Холодная зона
Шрифт:
Другие рассказывали не так подробно и откровенно, но все равно Рей узнал много шокирующего. Большинство здесь были гражданами Федерации, многие закончили «общую школу». Некоторые ни разу после школы не работали и даже не смогли получить профессионального образования, хотя им было по 25 и даже больше. Рей вспоминал собственные мытарства с поиском места обучения и хорошо понимал этих ребят. Другие образование все-таки получили, но по разным причинам потеряли работу и не могли больше найти. Двое так и не смогли закончить школу.

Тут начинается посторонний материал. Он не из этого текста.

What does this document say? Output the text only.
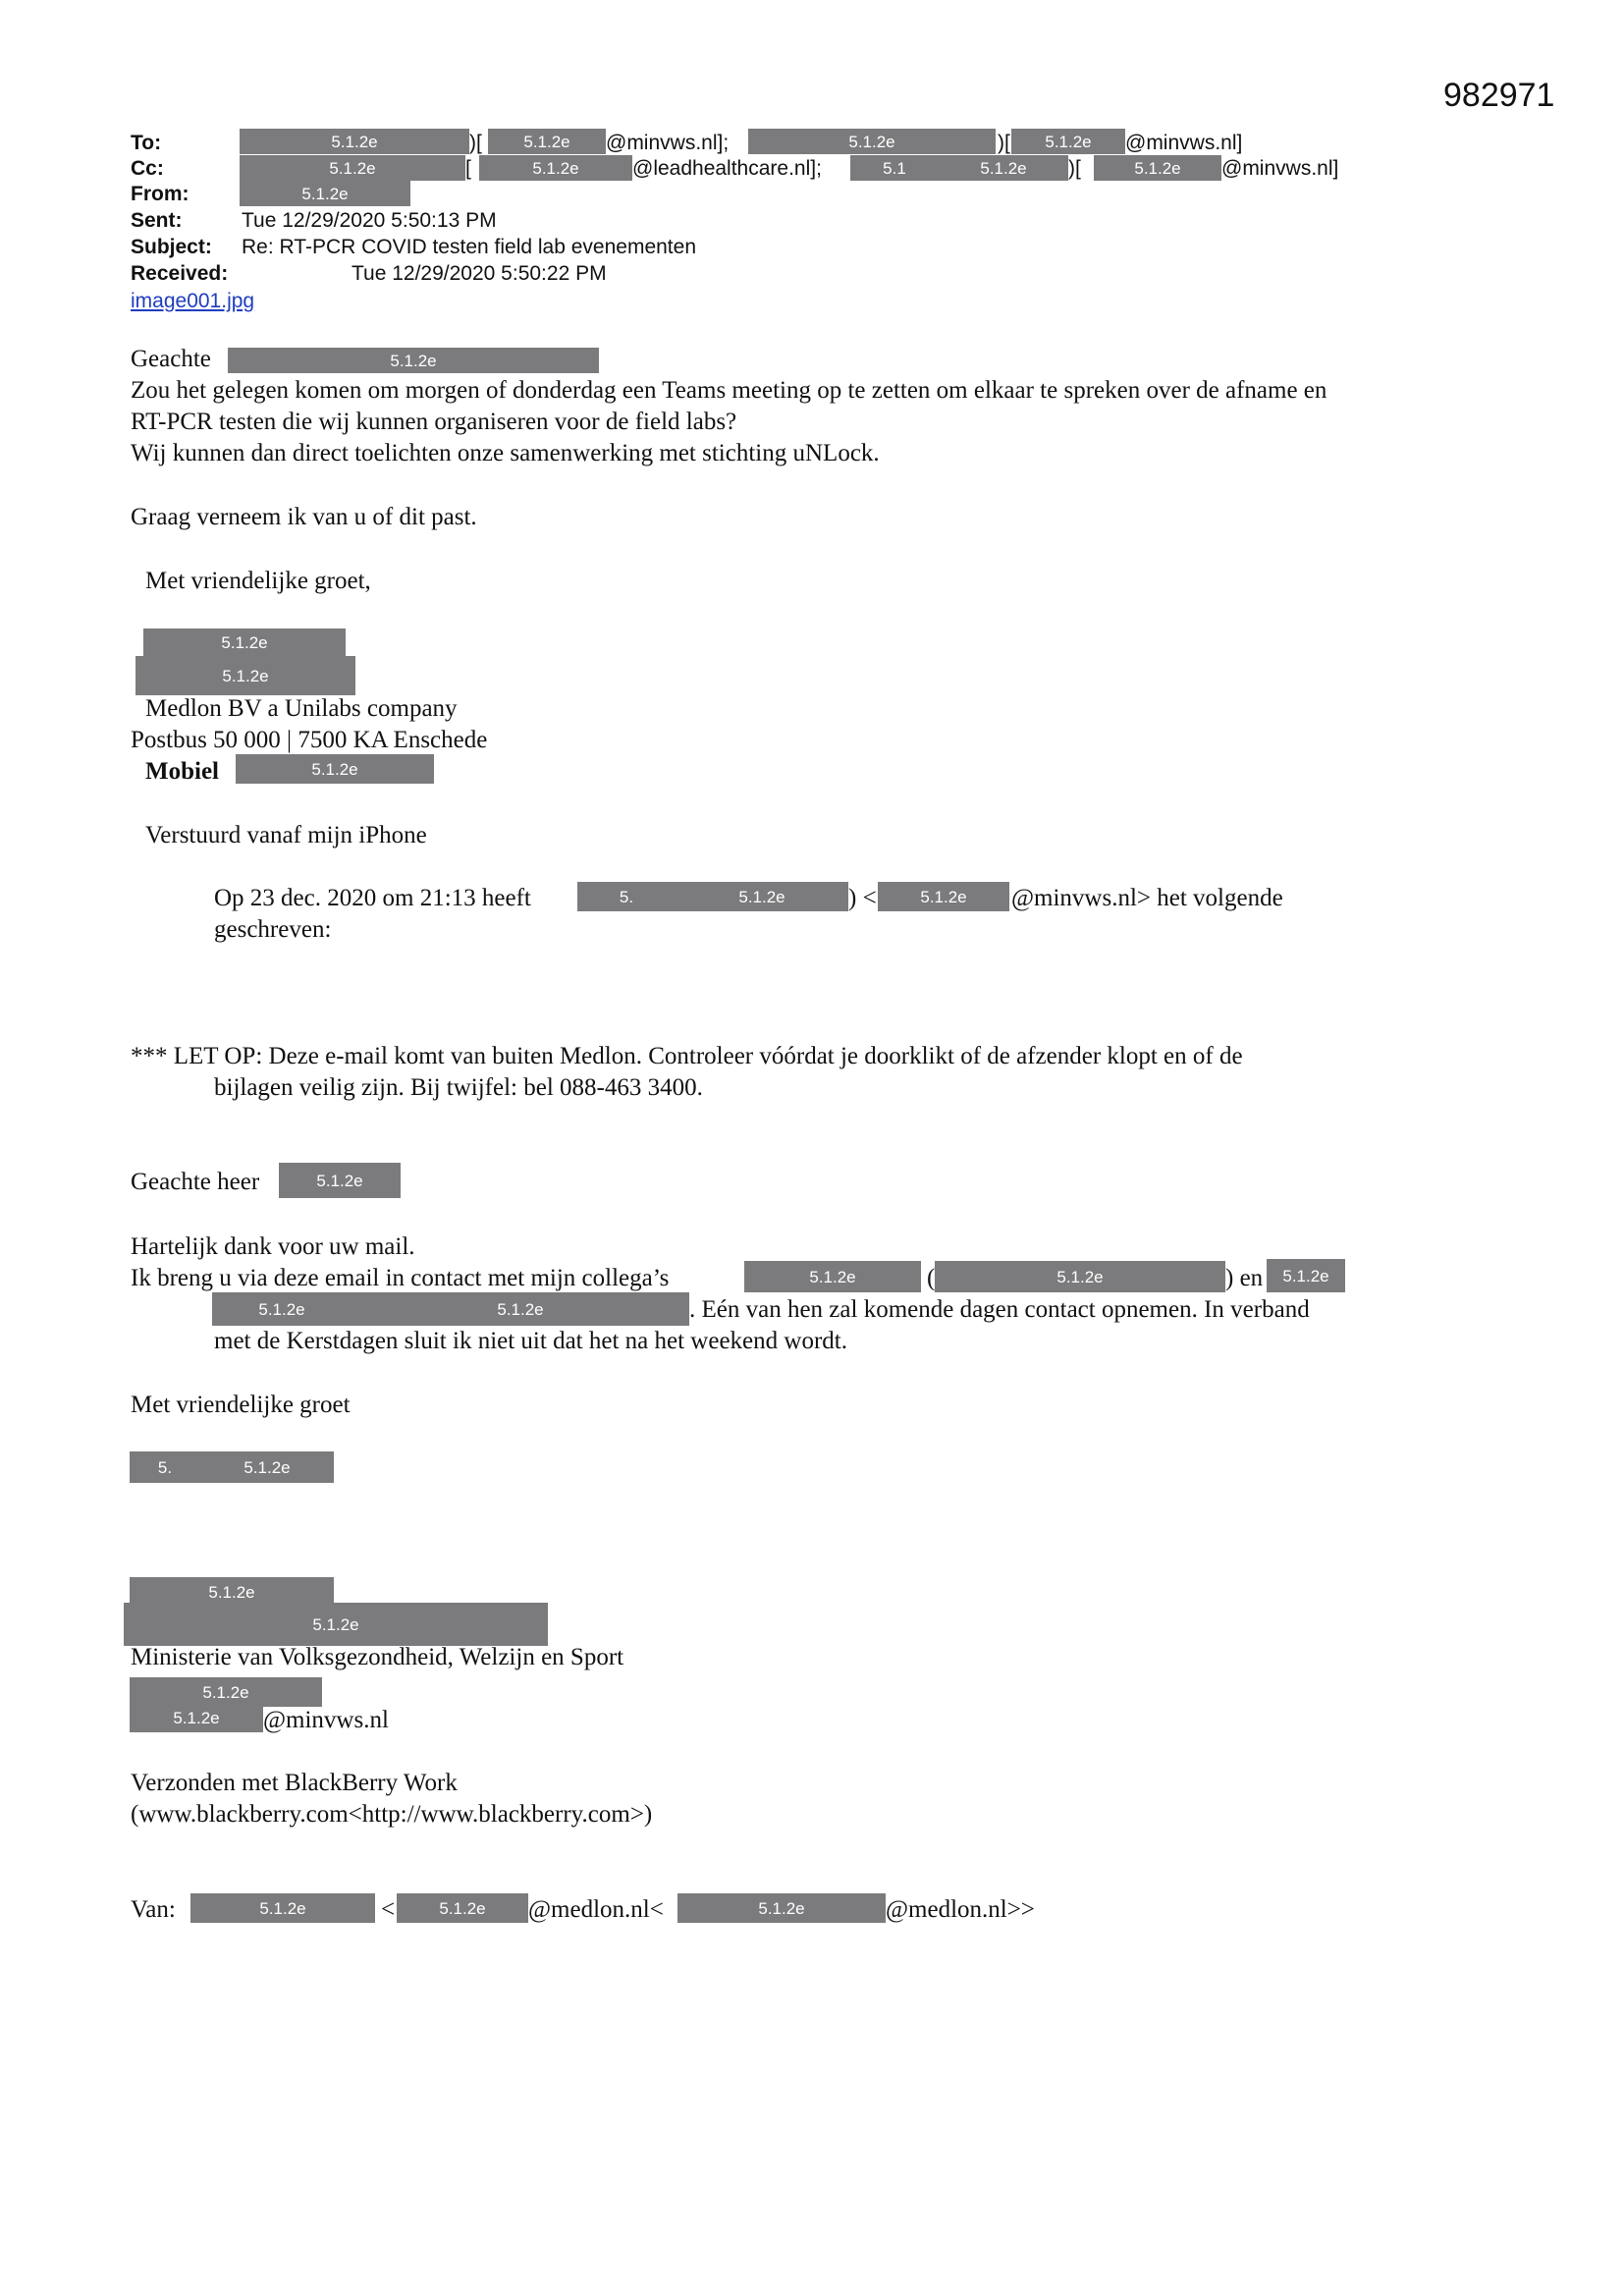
982971
To:	5.1.2e	)[	5.1.2e	@minvws.nl];	5.1.2e	)[	5.1.2e	@minvws.nl]
Cc:	5.1.2e	[	5.1.2e	@leadhealthcare.nl];	5.1	5.1.2e	)[	5.1.2e	@minvws.nl]
From:	5.1.2e
Sent:	Tue 12/29/2020 5:50:13 PM
Subject: Re: RT-PCR COVID testen field lab evenementen
Received:	Tue 12/29/2020 5:50:22 PM
image001.jpg
Geachte	5.1.2e
Zou het gelegen komen om morgen of donderdag een Teams meeting op te zetten om elkaar te spreken over de afname en
RT-PCR testen die wij kunnen organiseren voor de field labs?
Wij kunnen dan direct toelichten onze samenwerking met stichting uNLock.
Graag verneem ik van u of dit past.
Met vriendelijke groet,
5.1.2e
5.1.2e
Medlon BV a Unilabs company
Postbus 50 000 | 7500 KA Enschede
Mobiel	5.1.2e
Verstuurd vanaf mijn iPhone
Op 23 dec. 2020 om 21:13 heeft	5.	5.1.2e	) <	5.1.2e	@minvws.nl> het volgende
geschreven:
*** LET OP: Deze e-mail komt van buiten Medlon. Controleer vóórdat je doorklikt of de afzender klopt en of de
bijlagen veilig zijn. Bij twijfel: bel 088-463 3400.
Geachte heer	5.1.2e
Hartelijk dank voor uw mail.
Ik breng u via deze email in contact met mijn collega’s	5.1.2e	(	5.1.2e	) en	5.1.2e
5.1.2e	5.1.2e	. Eén van hen zal komende dagen contact opnemen. In verband
met de Kerstdagen sluit ik niet uit dat het na het weekend wordt.
Met vriendelijke groet
5.	5.1.2e
5.1.2e
5.1.2e
Ministerie van Volksgezondheid, Welzijn en Sport
5.1.2e
5.1.2e	@minvws.nl
Verzonden met BlackBerry Work
(www.blackberry.com<http://www.blackberry.com>)
Van:	5.1.2e	<	5.1.2e	@medlon.nl<	5.1.2e	@medlon.nl>>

Некоторые женщины родили детей — и по этой причине потеряли работу, были вынуждены уйти с учебы, ведь пристроить ребенка некуда.
Рей все время напряженно думал — что сказать о себе? Правду — слишком уж дико. Пока очередь дошла до него, он успел состряпать более-менее правдоподобную историю.
— Я учился в университете, на факультете музыкального менеджмента… Но потом сильно заболел. Лимфосаркома, — он остановился, сообразив, что сейчас рак лечат без особого труда, и сымпровизировал, — начались осложнения, новая инфекция, она ничему не поддавалась. Я был в коме два года. Потом вышел… Родственникам я не нужен, они от меня отказались, устроиться никуда больше не могу. Ищу работу вот.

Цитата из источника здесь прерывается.